While these interactions seem to be self-contained, the film does a better job exposing Milo’s illicit relationship with his high school English teacher Rich (Ty Burrell) as the messy, abusive scandal that it is. Milo is scorned when he shows up unannounced at the bookstore where Rich works. But a few scenes later, the two wind up hotboxing Rich’s car and Milo spends the night. Rich can’t seem to make up his mind if he is gay or straight and if Milo is simply a fuck buddy or his true love. Milo tires quickly of this emotional back and forth and confronts him. Rich’s response is contradictory, proclaiming that he loves Milo while selfishly asking him to pass along a script to his agent. His confession rings hollow, but Milo confides in him anyway. The film leaves this relationship unresolved and this lends a rare moment of emotional authenticity to the story. We want Milo’s relationship with Rich to mean something but we also know it shouldn’t.

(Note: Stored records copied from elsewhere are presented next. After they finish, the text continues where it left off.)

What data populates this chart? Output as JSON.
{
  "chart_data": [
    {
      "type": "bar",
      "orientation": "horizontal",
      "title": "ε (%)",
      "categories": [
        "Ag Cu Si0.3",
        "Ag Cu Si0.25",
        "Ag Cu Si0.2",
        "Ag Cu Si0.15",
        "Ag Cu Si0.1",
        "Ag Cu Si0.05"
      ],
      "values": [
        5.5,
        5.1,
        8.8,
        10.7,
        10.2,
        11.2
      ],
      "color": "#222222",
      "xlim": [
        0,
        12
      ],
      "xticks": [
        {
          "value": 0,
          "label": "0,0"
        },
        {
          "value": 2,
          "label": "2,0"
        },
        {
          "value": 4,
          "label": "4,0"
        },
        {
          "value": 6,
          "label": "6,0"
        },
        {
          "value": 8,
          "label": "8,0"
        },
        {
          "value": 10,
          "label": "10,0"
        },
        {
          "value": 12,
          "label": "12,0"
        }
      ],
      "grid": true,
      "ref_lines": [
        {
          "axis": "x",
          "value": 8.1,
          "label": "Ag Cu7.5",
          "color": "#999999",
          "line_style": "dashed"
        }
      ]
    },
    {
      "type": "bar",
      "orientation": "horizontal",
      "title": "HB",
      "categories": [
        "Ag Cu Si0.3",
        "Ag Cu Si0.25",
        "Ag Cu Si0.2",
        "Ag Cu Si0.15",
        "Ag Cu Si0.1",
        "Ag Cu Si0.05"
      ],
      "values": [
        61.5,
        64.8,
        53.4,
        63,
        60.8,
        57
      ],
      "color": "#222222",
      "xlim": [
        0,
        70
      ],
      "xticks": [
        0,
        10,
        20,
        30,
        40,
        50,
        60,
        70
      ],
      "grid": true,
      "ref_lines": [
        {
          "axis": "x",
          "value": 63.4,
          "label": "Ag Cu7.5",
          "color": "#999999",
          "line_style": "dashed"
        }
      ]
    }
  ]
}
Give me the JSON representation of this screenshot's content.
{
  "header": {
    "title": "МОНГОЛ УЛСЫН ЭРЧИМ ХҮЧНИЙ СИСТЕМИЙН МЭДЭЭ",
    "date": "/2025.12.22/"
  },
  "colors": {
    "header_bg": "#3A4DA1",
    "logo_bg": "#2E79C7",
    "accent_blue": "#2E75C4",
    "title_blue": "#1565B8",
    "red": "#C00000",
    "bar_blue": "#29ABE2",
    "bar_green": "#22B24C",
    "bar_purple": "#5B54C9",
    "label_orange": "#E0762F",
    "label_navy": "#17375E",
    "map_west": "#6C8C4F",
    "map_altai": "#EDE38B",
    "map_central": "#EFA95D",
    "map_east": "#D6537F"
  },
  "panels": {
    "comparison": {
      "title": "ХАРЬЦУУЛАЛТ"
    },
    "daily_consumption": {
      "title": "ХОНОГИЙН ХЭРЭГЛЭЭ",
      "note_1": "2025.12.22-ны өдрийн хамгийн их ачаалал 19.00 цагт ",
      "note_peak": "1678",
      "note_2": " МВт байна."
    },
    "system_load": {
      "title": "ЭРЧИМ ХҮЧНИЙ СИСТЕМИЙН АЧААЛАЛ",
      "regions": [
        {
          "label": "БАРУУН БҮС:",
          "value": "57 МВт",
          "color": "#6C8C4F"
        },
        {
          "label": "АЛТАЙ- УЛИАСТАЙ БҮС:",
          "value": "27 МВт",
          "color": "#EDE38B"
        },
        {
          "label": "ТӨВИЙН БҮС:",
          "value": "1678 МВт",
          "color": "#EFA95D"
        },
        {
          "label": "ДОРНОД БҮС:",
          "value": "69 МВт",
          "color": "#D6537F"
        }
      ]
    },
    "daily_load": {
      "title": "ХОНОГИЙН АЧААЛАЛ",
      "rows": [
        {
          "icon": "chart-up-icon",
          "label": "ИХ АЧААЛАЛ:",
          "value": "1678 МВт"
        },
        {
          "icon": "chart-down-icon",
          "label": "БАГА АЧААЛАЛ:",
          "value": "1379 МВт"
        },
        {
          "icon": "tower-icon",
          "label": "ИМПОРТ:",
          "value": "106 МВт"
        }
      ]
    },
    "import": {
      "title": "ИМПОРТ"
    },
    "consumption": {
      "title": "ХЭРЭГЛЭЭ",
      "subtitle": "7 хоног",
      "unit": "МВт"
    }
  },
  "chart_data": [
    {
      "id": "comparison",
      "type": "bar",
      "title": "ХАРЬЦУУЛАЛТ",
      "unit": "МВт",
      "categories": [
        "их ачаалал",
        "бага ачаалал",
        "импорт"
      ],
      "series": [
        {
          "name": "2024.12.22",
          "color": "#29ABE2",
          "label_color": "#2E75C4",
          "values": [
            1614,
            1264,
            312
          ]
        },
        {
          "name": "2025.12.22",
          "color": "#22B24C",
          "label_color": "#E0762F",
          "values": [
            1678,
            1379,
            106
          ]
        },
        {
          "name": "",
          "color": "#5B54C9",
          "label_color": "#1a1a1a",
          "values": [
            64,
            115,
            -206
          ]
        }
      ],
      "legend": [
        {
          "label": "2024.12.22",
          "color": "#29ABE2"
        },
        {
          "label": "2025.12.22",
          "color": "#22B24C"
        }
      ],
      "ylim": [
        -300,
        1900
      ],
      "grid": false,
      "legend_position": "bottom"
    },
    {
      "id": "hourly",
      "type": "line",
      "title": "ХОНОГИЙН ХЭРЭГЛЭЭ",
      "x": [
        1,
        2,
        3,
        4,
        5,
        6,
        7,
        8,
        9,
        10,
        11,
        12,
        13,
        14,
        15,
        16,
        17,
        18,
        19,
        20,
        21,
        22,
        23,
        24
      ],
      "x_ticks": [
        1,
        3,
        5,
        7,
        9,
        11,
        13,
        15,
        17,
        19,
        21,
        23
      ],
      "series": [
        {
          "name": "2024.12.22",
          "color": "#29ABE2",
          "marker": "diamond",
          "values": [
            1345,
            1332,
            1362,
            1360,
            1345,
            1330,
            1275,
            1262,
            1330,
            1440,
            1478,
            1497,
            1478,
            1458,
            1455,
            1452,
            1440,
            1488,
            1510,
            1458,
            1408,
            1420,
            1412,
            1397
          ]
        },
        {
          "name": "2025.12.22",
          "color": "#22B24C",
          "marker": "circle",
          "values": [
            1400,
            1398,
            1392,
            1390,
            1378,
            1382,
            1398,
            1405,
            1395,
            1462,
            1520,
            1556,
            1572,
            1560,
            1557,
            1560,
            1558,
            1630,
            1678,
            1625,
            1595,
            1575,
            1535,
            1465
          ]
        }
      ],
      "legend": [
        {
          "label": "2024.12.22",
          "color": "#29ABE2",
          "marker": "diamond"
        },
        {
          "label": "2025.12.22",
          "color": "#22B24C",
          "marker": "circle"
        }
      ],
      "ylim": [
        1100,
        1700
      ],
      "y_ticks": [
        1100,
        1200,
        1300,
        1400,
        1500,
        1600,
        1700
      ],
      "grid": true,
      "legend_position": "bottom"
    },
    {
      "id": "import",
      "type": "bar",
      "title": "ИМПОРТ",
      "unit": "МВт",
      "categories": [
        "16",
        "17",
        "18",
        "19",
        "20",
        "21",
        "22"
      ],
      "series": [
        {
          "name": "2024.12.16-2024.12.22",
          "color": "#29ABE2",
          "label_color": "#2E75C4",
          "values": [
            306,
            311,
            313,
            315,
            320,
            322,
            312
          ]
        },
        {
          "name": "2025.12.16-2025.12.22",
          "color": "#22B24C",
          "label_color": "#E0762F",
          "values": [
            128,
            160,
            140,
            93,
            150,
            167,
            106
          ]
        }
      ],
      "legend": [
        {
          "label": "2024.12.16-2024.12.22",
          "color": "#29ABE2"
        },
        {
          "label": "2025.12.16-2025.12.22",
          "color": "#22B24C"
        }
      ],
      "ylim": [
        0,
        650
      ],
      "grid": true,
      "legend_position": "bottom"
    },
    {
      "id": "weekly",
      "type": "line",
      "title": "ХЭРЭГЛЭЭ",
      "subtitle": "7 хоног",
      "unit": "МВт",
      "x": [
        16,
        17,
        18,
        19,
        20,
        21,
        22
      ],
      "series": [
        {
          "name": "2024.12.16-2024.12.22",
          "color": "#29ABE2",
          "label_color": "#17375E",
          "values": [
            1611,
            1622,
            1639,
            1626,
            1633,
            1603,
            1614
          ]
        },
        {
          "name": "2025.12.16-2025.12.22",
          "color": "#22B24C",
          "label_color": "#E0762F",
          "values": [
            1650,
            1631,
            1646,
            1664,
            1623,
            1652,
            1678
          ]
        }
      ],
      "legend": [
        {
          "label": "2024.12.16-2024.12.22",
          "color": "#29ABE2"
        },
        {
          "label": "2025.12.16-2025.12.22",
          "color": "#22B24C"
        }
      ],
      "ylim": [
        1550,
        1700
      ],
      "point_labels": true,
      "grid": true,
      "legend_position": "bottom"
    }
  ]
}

Despite these drawbacks, the film is most compelling when it appears most candid. It is undeniable that Wiig and Hader share a chemistry left over from their glory days on Saturday Night Live. The scenes where we get to experience the innocence of their relationship are the most tender: Maggie and Milo hanging out in the dentist’s office, playing around with laughing gas and pretending to fart on each other; Milo lipsyncing to Starship 80s’ “Nothing’s Gonna Stop Us Now” as a disgruntled Maggie observes from the couch with folded arms; Milo recounting a story that their father told him in high school and the reality that his life as an adult is not any better; Maggie hopelessly trying to breathe life back into the dead goldfish that she brought home as a present for Milo.
Ultimately, our hearts break for them as they make destructive decisions but despite our empathetic feelings, The Skeleton Twins teaches us to crave superlatives: the hilarity of life, the weight of life. As Jamison says, “melodrama is something to binge on: cupcakes in the closet.” The film wants us to desire the feeling of feeling, rather than the emotion itself.